APENSAÇÃO DE PROCESSOS
CASO JULGADO FORMAL
Sumário


1 – Existe caso julgado formal quando a decisão se torna insusceptível de alteração por meio de qualquer recurso no próprio processo em que é proferida.
2 – Existindo caso julgado formal esgotou-se o poder jurisdicional quanto à questão decidida.
3 – Tendo um despacho judicial determinado a apensação de um processo a outro, para nessa situação prosseguir os seus termos, não podia posteriormente um novo despacho ordenar que se mantivesse a apensação mas que se considerasse extinto o processo.
(Sumário elaborado pelo Relator)

Texto Integral


I – RELATÓRIO
Os presentes autos tiveram o seu início no Tribunal Judicial da Comarca de Santarém, Juízo Central Cível de Santarém, Juiz 1, onde a requerente GG deu entrada ao seu requerimento inicial.
Nesse requerimento a autora peticiona a emenda da partilha realizada no processo de inventário n.º 1713/06.3TBVNO, no qual foram partilhados os bens deixados por óbito de AA e mulher FF e de JJ e mulher MM, por sentença transitada em julgado em 27/10/2014, no que toca à descrição das verbas 40 e 41, com a consequente rectificação registral e matricial.
Todavia, a Meritíssima Sra. Dra. Juíza do Juízo Central Cível de Santarém proferiu despacho, em 28/04/2021, declarando que a "presente acção não é o meio processual próprio para o fim visado pela autora" e declarando em consequência absolvidos os réus da instância, por entender que "apenas por dependência do processo de inventário será possível à A. vir pôr em causa os termos em que foi feita a partilha, nos termos previstos nos artºs 1386.º a 1388.º CPC".
Na sequência desse despacho, e antes do trânsito em julgado de tal decisão, através do seu requerimento de 02/06/2021, a autora requereu, “ao abrigo dos poderes de adequação formal do juiz consagrados no artigo 547.º do CPC e por analogia ao disposto no n.º 2 do artigo 99.º do CPC e do artigo 14.º do CPTA, a remessa da presente acção declarativa ao juízo Local Cível de Ourém, do mesmo Tribunal da Comarca de Santarém, para apensação ao processo de inventário n.º 1713/06.3TBVNO, para aí prosseguir seus termos.
Na sequência desse requerimento da autora, por despacho de 23/06/2021, foi ordenada a remessa “dos autos ao Juízo Local Cível de Ourém, para apensação ao processo de inventário n.º 1713/06.3TBVNO, como requerido” pela autora.
Porém, após remessa do processo ao Juízo Local de Cível de Ourém, e uma vez consumada a apensação referida, veio a ser proferido pelo Senhor Juiz titular o despacho que vem a ser o recorrido, e que passamos a transcrever:
Conforme solicitado pela A., e por tal ser legalmente admissível, apense os presentes autos ao processo de inventário nº 1713/06.3TBVNO, que correu termos neste Juízo Local Civil do Tribunal de Ourém.
No requerimento que juntou aos autos veio a A., para além de solicitar a apensação dos presentes autos ao processo de Inventário nº 1713/06.3TBVNO, requerer ainda que os mesmos prosseguissem os seus termos.
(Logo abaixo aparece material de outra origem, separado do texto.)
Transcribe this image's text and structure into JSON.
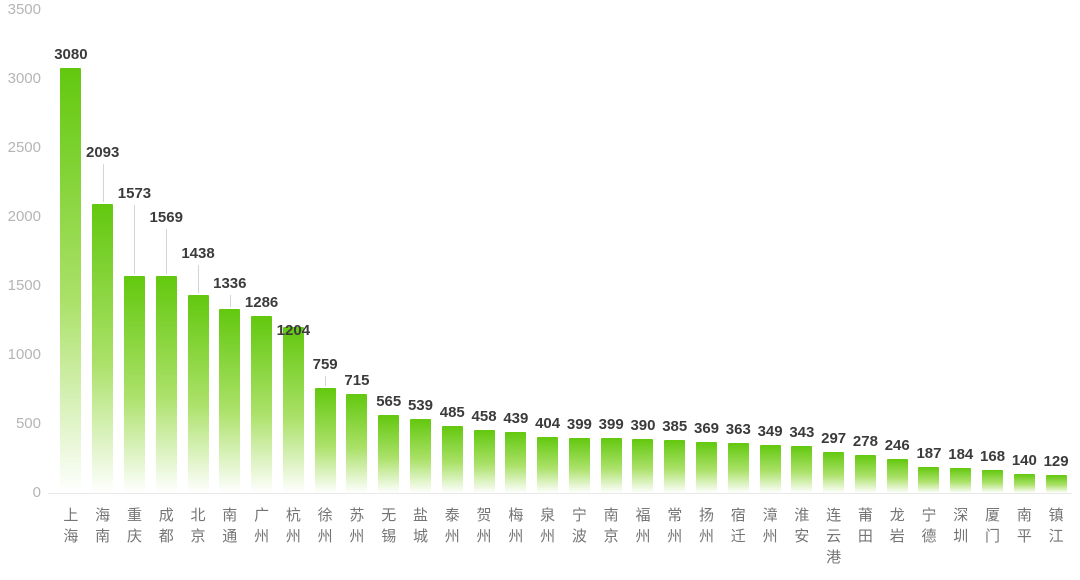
{
  "chart_data": {
    "type": "bar",
    "title": "",
    "xlabel": "",
    "ylabel": "",
    "categories": [
      "上海",
      "海南",
      "重庆",
      "成都",
      "北京",
      "南通",
      "广州",
      "杭州",
      "徐州",
      "苏州",
      "无锡",
      "盐城",
      "泰州",
      "贺州",
      "梅州",
      "泉州",
      "宁波",
      "南京",
      "福州",
      "常州",
      "扬州",
      "宿迁",
      "漳州",
      "淮安",
      "连云港",
      "莆田",
      "龙岩",
      "宁德",
      "深圳",
      "厦门",
      "南平",
      "镇江"
    ],
    "values": [
      3080,
      2093,
      1573,
      1569,
      1438,
      1336,
      1286,
      1204,
      759,
      715,
      565,
      539,
      485,
      458,
      439,
      404,
      399,
      399,
      390,
      385,
      369,
      363,
      349,
      343,
      297,
      278,
      246,
      187,
      184,
      168,
      140,
      129
    ],
    "ylim": [
      0,
      3500
    ],
    "y_ticks": [
      "0",
      "500",
      "1000",
      "1500",
      "2000",
      "2500",
      "3000",
      "3500"
    ],
    "grid": false,
    "legend_position": "none",
    "bar_gradient": {
      "top": "#62c80e",
      "mid": "#abe169",
      "bottom": "#ffffff"
    },
    "colors": {
      "background": "#ffffff",
      "value_label": "#3b3b3b",
      "y_tick_label": "#b5b5b5",
      "category_label": "#757575",
      "leader_line": "#d4d4d4",
      "axis_line": "#e8e8e8"
    },
    "label_dy": [
      0,
      38,
      69,
      45,
      28,
      12,
      0,
      -17,
      10,
      0,
      0,
      0,
      0,
      0,
      0,
      0,
      0,
      0,
      0,
      0,
      0,
      0,
      0,
      0,
      0,
      0,
      0,
      0,
      0,
      0,
      0,
      0
    ]
  }
}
Para fundamentar este seu pedido de prosseguimento dos autos, veio a A. invocar o disposto no artigo 99º, do Código de Processo Civil.
Salvo o devido respeito não existe fundamento legal para este pedido da A. de prosseguimento dos presentes autos.
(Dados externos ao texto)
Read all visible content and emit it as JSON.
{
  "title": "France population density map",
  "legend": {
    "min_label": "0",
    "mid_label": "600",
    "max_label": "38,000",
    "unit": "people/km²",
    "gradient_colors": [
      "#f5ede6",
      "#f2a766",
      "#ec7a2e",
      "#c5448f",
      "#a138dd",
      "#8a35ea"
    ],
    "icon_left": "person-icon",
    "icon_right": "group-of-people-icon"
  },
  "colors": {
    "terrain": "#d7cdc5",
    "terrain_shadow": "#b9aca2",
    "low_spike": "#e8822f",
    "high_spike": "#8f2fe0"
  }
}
Na verdade, o artigo 99º, do Código de Processo Civil, apenas se aplica às situações em que o Tribunal declara a existência de uma excepção de incompetência absoluta do mesmo para julgar o processo. Em consequência da existência desta excepção de incompetência absoluta, o Tribunal decreta a extinção da instância e absolve o R. dessa instância. Neste caso, caso tal seja solicitado por uma das partes, o processo é remetido ao Tribunal competente. Neste Tribunal competente, a instância será restaurada e poderá prosseguir os seus termos.
Ora, verifica-se que o Tribunal onde correu termos a presente acção, ou seja o Juízo Central Civil do Tribunal da Comarca de Santarém, não veio declarar a existência de uma excepção de incompetência absoluta. Resulta sim da sentença proferida nos autos, que o Tribunal onde o presente processo correu termos, veio declarar a existência de uma excepção inominada de inadmissibilidade da presente acção. Em consequência, aquele Tribunal declarou a extinção do presente processo e absolveu os RR. da instância.
Por outro lado, verifica-se que a norma prevista no artigo 99º, do Código de Processo Civil é especial. Consequentemente, resulta das regras de direito que esta norma apenas se aplicará às situações nela previstas, ou seja quando está em causa a declaração da existência de uma excepção de incompetência absoluta. Não poderá assim a norma prevista naquele artigo 99º ser aplicada a outras situações diferentes daquela que está prevista naquele preceito por analogia, na medida em que tal se encontra vedado para as normas especiais. Designadamente a norma do artigo 99º não poderá ser aplicada às situações em que está em causa uma excepção inominada de inadmissibilidade da presente acção, como acontece nos presentes autos.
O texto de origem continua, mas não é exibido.